Why Housing Vouchers Beat Public Housing Complexes
One of the biggest problems that cities have tried to deal with over the last 50 years is what to do with poor residents. There are conflicting ideas about what to do here and the main objective is to reduce crime. Starting around the 1950's, common logic was to build huge towers and place needy families together, think Cabrini Green in Chicago. In this scenario, police knew exactly where the dangerous area was and could step up patrols. Several decades later, these complexes began to be replaced increasingly with voucher systems. Poor residents could live anywhere in the city and became more spread out, but police worried that they would not know where to look for crime.
|Cabrini Green, Chicago|
No More Black Holes: Black holes are my nickname for housing complexes because that is how they behave. They literally capture all that is bad in an area and concentrate it all in one place. If you live in a housing complex, you ARE the housing complex. You live in a dangerous environment and everyone that you know lives a similar lifestyle. You have no hope for rising out of the cycle of poverty and are trapped. Simply taking people out of these concentrated bad areas does a lot to improve chances for successful lives.

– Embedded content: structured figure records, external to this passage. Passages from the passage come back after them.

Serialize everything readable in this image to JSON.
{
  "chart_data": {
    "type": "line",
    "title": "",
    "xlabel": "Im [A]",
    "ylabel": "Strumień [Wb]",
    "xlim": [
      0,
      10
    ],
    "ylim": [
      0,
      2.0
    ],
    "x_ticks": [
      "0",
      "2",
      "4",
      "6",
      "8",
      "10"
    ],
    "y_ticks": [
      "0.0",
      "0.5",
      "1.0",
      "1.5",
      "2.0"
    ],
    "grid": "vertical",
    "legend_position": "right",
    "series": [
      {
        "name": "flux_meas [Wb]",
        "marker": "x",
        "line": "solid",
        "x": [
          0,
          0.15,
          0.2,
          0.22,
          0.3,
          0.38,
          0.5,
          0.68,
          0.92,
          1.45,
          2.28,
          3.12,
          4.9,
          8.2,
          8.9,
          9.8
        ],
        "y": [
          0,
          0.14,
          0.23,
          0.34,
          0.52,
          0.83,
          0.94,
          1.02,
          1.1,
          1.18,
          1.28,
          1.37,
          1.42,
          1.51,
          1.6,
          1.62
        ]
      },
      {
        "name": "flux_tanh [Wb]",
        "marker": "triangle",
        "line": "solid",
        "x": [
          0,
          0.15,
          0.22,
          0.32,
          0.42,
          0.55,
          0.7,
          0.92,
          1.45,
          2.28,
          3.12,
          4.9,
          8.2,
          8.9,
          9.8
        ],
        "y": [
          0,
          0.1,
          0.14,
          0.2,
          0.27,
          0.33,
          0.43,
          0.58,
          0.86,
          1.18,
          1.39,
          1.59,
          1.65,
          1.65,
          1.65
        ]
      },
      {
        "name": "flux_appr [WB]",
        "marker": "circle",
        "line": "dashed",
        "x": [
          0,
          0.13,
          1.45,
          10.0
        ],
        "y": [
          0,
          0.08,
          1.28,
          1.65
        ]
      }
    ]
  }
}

Break Up Gangs: Say we have two gangs that are fighting for control of a complex. Suddenly, the complex is torn down and residents are dispersed evenly throughout the huge city. Now there are no more gang territories and any theoretical gang concentrations are bisected by blocks of middle and upper class residents. Rather than cities falling into despair as people worried, gang violence actually calms down. Many people are in gangs because they can't escape; creating physical barriers is one huge deterrent to gang retention and formation.
Better Schools and Role Models: This one is most important for children that are growing up in poverty. Living in housing complexes they probably attend school with others like them and are likely surrounded by uneducated people. Moving into a more affluent area, they can attend better schools, receive more attention from teachers and seek to emulate students who may have more support systems at home. Instilling positive images and thoughts into a child is one way to increase his or her likelihood of rising out of poverty.